According to Reuters, Amazon will upgrade Alexa's vocal simulation capabilities, which can simulate human voices in recordings based on recordings of less than a minute. Rohit Prasad, Amazon's senior vice president, said that during the epidemic, many people have lost a loved one, and the new feature can make the memory last. This is a benefit for those with language barriers or missing relatives, but for those with ulterior motives, it is a deceiving tool brought by AI, that is, DeepFake. Deepfake technology has risen rapidly in recent years, and is widely used in political smearing, military deception, economic crimes and even terrorist actions between countries, posing new threat to political security, economic security, social security, national security and other national security.
Discussion about responsible A -- the practice of designing, developing, and deploying AI with good intention to empower employees and businesses, and fairly impact customers and society, are widespread.
In general, DeepFake is to replace the face, tone or video face in pictures, sounds, videos through artificial intelligence synthesis technology. For example, in 2017, a Reddit social networking site user named "deepfakes" posted on the Reddit social networking site. Fake videos that map the faces of actresses like Scarlett Johansson to porn performers. Coincidentally, a gang that was recently exposed by CCTV to attract overseas fraudulent organizations, they used robots to automatically make 17 million harassing calls, and finally screened out more than 800,000 valid "customers", and received a total of nearly 180 million yuan in "pulling people" commissions. Compared with the synthetic counterfeiting of images and videos, audio synthesis is easier, more widely used in daily life, and more likely to be used by fraud gangs. Among them, voice conversion in speech synthesis converts one person's timbre into another person's timbre, which is the mainstream AI voice timbre conversion technology.
A typical speech conversion scheme includes speech analysis, mapping and reconstruction modules as shown in the figure below, which is called analysis-mapping-reconstruction. The model needs to extract the speaker representations of the source speaker and the target speaker, and replace the target speech speaker information with the representation of the target speaker. The picture is from the paper: Berrak Sisman's paper "An Overview of Voice Conversion and its Challenges: From Statistical Modeling to Deep Learning". Among them, the development of acoustic models is extended from traditional statistical models to deep learning models.

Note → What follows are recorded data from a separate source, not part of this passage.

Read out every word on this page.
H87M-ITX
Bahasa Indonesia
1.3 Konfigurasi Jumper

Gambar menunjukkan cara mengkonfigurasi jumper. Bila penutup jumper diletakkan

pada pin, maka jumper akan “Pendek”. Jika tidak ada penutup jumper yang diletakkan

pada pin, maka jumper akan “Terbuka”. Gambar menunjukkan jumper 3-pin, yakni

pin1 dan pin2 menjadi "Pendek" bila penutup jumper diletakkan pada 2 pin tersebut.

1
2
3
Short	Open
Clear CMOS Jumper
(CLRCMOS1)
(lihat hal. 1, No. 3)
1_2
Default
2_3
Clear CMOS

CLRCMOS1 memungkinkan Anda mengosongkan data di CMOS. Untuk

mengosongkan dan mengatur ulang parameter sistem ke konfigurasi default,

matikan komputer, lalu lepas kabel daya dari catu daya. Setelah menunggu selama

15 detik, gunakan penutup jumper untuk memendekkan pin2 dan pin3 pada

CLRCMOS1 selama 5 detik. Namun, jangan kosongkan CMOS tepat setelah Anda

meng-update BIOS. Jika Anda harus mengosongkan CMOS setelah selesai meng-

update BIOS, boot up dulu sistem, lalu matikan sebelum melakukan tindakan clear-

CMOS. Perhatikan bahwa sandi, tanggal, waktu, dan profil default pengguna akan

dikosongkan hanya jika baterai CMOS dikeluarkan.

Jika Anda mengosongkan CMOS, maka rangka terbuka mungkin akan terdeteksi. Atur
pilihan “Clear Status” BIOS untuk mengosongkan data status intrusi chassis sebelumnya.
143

The above voice conversion technology requires professional VC data of TTS for training. According to the design of the algorithm model, the data can be parallel or non-parallel. Magic Data provide professional data service in TTS, covering dozens of languages, including English, Mandarin, Portuguese, Korean, etc. An example of this is as follows:
Detection of Fake Voice
While voice conversion brings benefits to the mass media, it may bring "fraud" opportunities to criminals. Therefore, fraudulent speech detection has become a new direction in the field of deep learning. Most of the main detection techniques are still based on deep learning models. A discriminator is added on the basis of the downstream task to judge whether the data input to the model is true or false. Both the training of the discriminative model and the training of the synthetic model are inseparable from the support of TTS data.
Deep learning models bring infinite possibilities to the development of artificial intelligence. While the notion of making AI systems transparent, fair, secure, and inclusive should be bared in mind when building advanced AI. Only in this way can we trust AI and scale it up with confidence.